Level 3は85年に建設会社Peter Kiewit Son's(PKS)の子会社として設立されたKiewit Diversified Groupが改称したもので、エンド・ツー・エンドのIPベース光ファイバ網構築を計画中。Qwestと同様、通信事業者に伝送容量を提供するキャリアーズ・キャリアー= 0種事業者であり、中小企業にマルチメディア通信サービスを提供する第1種事業者であるなど多面的である。このほかCATV事業者出身のIXC Commmunications、95年にWilTelをWorldComに売却したWilliams Networksの再参入なども活躍中である。

●既存事業者のIP革命対応戦略
 新興IPネットワーク事業者が華々しく登場しても既存通信事業者に対するユーザの信頼は概して揺らいでない。最近米国の調査会社インプットが米英仏独4カ国の大企業150社について調べた結果では、ビジネス・ソリューション型インターネットの提供者としてもAT&T、BT、FT、DTが上位に並んだ。ただし、顧客向けウェブのホスト周りやエレクトロニック・コマース(EC)のアプリケーションなどではキャリアーに対する満足度は低いという。ことインターネットに関するサービスやアプリケーションではISPや専門ソフト業者の方が経験を積んでいるからであろう。日進月歩のビジネス・アプリケーションについて大企業の情報通信担当はアウトソースするより自分で管理したがるので、通信サービスの性能さえ優れていれば問題はない。ところで、その通信に問題はないのか。
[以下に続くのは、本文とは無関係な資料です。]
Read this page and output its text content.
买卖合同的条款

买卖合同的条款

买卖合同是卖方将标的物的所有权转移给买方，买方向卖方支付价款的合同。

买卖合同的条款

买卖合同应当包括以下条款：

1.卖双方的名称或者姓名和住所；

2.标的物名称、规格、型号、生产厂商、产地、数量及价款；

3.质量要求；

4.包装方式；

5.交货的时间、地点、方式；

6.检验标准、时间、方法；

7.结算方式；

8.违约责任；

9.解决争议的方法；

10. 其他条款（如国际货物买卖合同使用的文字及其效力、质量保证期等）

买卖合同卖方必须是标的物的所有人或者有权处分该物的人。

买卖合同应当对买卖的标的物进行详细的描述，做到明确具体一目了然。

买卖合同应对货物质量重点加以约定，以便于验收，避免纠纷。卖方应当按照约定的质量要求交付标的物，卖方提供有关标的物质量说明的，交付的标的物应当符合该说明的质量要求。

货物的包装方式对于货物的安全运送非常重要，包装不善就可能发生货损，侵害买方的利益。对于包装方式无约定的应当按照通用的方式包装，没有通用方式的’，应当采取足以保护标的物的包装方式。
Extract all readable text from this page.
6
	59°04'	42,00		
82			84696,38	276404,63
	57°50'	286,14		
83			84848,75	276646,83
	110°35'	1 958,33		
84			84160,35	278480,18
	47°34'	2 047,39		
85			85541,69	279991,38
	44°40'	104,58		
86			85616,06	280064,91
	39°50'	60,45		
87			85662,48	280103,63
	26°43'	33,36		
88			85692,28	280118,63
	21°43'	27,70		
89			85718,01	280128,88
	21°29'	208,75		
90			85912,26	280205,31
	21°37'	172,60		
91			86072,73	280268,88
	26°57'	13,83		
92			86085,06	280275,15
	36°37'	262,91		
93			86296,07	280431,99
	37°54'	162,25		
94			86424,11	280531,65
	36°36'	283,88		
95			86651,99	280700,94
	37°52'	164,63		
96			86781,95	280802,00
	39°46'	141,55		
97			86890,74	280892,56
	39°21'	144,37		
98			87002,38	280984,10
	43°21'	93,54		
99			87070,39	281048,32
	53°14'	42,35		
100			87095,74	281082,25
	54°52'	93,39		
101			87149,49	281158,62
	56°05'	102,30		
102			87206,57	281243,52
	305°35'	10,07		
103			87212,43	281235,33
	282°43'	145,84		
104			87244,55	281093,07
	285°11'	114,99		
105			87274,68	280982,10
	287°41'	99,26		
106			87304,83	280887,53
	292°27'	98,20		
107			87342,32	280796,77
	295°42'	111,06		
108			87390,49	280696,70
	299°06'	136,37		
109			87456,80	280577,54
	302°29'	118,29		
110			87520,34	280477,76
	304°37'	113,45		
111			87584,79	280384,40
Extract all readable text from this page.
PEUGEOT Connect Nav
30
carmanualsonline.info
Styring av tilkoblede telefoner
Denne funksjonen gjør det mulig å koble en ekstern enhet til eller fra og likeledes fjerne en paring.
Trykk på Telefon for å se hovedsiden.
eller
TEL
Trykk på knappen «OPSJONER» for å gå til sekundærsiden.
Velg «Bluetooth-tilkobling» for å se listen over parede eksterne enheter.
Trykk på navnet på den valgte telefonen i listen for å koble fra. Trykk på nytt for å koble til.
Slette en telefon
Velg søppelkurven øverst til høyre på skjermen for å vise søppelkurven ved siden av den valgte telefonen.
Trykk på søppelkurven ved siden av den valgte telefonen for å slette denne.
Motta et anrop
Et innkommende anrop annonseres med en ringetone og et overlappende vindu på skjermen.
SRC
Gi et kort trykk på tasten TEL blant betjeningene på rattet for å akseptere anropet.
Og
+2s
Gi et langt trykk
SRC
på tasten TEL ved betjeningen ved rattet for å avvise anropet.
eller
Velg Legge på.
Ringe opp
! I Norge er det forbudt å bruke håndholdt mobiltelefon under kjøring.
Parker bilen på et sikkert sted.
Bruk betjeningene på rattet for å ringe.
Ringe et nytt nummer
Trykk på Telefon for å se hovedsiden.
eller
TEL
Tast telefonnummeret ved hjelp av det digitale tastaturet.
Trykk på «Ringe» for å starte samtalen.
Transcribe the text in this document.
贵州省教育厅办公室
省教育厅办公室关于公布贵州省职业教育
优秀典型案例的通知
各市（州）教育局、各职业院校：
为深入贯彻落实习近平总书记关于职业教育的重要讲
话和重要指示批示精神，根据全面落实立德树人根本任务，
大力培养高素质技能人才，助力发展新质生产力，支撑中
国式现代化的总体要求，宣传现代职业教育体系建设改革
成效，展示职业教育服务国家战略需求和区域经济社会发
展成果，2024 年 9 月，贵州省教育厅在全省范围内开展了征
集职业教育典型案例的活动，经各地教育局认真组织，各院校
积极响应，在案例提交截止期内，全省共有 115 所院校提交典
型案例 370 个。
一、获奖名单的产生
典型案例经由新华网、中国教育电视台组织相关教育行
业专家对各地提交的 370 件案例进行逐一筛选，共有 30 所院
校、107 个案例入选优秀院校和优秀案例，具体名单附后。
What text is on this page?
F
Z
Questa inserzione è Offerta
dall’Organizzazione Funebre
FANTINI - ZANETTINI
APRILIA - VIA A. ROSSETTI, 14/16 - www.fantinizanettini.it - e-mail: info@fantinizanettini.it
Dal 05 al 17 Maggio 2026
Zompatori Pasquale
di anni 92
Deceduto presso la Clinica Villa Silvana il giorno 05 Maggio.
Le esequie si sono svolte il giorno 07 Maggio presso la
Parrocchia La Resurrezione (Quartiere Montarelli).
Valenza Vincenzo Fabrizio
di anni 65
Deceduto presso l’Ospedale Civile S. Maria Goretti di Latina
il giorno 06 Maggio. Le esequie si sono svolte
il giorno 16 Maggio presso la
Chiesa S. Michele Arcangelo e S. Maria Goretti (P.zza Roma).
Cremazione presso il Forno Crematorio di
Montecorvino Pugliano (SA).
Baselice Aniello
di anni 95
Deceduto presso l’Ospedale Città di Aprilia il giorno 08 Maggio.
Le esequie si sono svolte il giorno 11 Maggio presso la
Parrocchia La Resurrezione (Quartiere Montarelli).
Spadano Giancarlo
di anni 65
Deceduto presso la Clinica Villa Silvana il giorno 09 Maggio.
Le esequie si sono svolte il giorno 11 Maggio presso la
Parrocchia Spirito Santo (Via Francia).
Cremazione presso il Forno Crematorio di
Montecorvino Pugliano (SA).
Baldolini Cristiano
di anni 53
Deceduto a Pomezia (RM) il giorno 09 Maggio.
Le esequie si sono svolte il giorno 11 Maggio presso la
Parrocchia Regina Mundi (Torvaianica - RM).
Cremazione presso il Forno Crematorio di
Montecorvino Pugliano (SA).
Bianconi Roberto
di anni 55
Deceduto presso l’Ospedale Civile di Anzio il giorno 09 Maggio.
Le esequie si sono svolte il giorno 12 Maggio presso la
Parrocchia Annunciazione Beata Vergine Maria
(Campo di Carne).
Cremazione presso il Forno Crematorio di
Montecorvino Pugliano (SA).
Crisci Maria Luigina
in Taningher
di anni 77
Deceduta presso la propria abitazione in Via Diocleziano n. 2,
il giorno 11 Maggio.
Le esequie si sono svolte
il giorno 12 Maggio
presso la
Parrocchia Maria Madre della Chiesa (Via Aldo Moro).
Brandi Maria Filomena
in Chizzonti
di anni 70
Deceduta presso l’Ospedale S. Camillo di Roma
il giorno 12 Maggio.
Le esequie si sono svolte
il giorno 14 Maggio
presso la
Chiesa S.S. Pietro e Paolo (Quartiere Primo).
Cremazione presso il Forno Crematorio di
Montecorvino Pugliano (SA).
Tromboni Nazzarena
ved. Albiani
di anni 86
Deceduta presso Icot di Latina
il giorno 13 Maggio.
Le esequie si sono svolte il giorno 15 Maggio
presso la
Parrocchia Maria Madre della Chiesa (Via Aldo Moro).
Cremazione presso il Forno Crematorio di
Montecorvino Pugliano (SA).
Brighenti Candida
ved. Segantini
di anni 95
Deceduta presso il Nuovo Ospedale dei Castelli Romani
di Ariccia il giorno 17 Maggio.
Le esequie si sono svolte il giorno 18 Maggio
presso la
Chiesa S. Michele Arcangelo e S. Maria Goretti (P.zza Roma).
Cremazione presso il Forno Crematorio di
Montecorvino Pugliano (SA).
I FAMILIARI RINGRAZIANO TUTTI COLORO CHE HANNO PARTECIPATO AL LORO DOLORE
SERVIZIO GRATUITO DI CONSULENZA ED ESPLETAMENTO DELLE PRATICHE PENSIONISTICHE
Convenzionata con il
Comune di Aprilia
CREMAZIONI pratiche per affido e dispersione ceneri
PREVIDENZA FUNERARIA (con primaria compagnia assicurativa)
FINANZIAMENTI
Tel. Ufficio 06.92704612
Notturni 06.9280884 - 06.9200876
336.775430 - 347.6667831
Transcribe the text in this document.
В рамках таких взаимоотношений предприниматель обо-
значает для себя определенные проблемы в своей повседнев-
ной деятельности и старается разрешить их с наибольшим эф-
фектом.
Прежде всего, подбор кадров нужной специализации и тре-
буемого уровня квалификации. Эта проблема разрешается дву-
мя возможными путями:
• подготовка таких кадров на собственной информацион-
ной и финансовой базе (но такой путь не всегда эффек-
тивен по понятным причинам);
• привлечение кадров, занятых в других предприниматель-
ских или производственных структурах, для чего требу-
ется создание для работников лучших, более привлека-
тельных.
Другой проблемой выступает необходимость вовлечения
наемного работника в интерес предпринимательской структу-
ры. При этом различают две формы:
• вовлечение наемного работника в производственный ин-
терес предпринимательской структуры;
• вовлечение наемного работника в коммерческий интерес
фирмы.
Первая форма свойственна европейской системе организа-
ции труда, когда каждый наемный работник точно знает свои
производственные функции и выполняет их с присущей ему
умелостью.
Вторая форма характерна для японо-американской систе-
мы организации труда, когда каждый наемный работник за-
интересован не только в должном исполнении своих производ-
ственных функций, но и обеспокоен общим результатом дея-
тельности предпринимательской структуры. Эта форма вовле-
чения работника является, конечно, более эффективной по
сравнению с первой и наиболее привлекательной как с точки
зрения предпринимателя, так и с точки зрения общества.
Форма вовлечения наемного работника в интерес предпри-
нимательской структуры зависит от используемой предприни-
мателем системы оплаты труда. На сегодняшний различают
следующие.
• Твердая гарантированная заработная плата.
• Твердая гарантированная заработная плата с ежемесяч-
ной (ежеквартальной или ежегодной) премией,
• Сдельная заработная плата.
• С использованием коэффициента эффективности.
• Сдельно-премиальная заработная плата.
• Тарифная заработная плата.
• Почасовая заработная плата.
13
 IP革命が世界の電気通信産業の特性を変えようとしている時、既存事業者のIP革命対応戦略で最も問題なのは、IPをめぐる基本的考え方=パラダイムの転換である。既存事業者の企業風土では、ネットワークインフラは稀少なもの、電話がトラフィックの大部分で、高機能回線交換網が命運を決する、キャリアーがネットワークの進化をコントロールしなければならないと信じられている。一方、IP中心の新興企業は、ネットワークインフラの豊饒を信じ、音声を含むが音声に限らぬ各種データがネットワークを流れることが分かり、パケット・ルーティング/回線交換両技術の役割を理解し、グローバル・ネットワークの発展に影響を及ぼすプレーヤーは多種多様であると認識する。このパラダイムの違いにより、IP中心企業はいかにして困難を克服するかに焦点を当て、既存事業者は変革の困難を強調する。実際に米国では、RBOCは従来型の投資を続けてきたが、QwestやLevel 3などの革命者はIP中心投資を実行した。既存事業者でもSprintは98年6月にATMによるIPネットワーク「ION」の建設計画を発表した。データトラフィックが急成長しテラビット伝送路やギガビットルーターが実現しても、ATMはマルチメディアの扱いや品質管理能力に優れている。各事業者の環境は、国情、顧客状況、ネットワークインフラ、規制の制約、競争、財務状況などにより異なる。 変革の時代に全事業者に当てはまる単一の戦略などはない。既存事業者に必須な検討要素は基本的に(1)市場展開への期待、(2)精力的な実験、(3)戦略の組み合わせ条件であろうが、最も大切なことは基本的な発想の転換であろう。